Вацлав воспроизвел в памяти гимназический учебник истории, старую литографию, на которой изображено, как рабочие, студенты и горожане в цилиндрах с ружьями в руках, под развернутыми знаменами штурмуют Бастилию. Ему нравился абзац о французской революции. Но щемящую боль вызывали слова учителя о страшном избиении тридцати тысяч человек, о потоках крови, в которых были потоплены результаты напрасной борьбы. Правда, тогдашняя боль была теперь заглушена давностью, но живые воспоминания об этом навеяли на него печаль.
Он восхищался теми фанатиками с кокардами и широкими перевязями. Почему же ты так люто и непримиримо ненавидишь свой собственный народ, который захватил власть без единого выстрела? Есть ли какая-нибудь коренная разница между духом этих двух революций? И разве только одни коммунисты согласны с новым государственным строем на родине?
Вацлав устало оперся о каменные перила; в струившейся глади Сены отражаются рассыпанные бусины огней, на противоположном берегу, над городом сияют цветные неоны реклам. Холодный стальной луч прожектора где-то вдали сосредоточенно обшаривал потухшие облака.
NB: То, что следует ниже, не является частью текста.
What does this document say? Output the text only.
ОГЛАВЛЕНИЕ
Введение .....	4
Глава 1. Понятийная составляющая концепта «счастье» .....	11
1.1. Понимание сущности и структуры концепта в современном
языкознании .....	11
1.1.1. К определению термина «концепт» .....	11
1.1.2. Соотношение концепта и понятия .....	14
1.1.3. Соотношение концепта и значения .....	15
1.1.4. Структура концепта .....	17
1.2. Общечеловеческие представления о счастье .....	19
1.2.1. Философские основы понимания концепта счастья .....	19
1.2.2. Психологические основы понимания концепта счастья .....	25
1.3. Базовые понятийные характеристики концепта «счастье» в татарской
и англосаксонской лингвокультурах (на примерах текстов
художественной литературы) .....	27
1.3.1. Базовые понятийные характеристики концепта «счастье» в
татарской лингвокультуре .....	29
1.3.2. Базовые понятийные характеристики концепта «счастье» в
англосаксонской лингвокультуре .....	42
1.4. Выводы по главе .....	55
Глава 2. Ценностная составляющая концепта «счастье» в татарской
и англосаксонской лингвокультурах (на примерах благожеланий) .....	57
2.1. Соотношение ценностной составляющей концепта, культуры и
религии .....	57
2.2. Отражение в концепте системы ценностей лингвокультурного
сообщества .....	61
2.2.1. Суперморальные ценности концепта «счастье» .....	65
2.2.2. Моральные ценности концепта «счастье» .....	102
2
Коммунисты уничтожили благополучие его семьи, ее общественное и имущественное положение — все! И тем не менее каждый удар, обрушившийся на него в эмиграции, был в то же время ударом по его ненависти к коммунистам. Труднодоступный для понимания факт, и Вацлав не смог ни осмыслить его, ни разобраться в самом себе…
Не обратится ли в конце концов его ненависть против тех, кто бросил солдат, против полководцев, которые вместо бинтов и лекарств для раненых воинов припасли лишь лицемерные слова о «принципиальной политике» и «высшем призвании»? Боже мой, так ли уж неправы были его, Вацлава, заклятые враги, выгнав из страны людей, подобных этим «полководцам»? В каком же положении он очутился, приехав в Париж на последние гроши и с риском сесть в тюрьму, лишь для того, чтобы лучше понять, что его враги правы?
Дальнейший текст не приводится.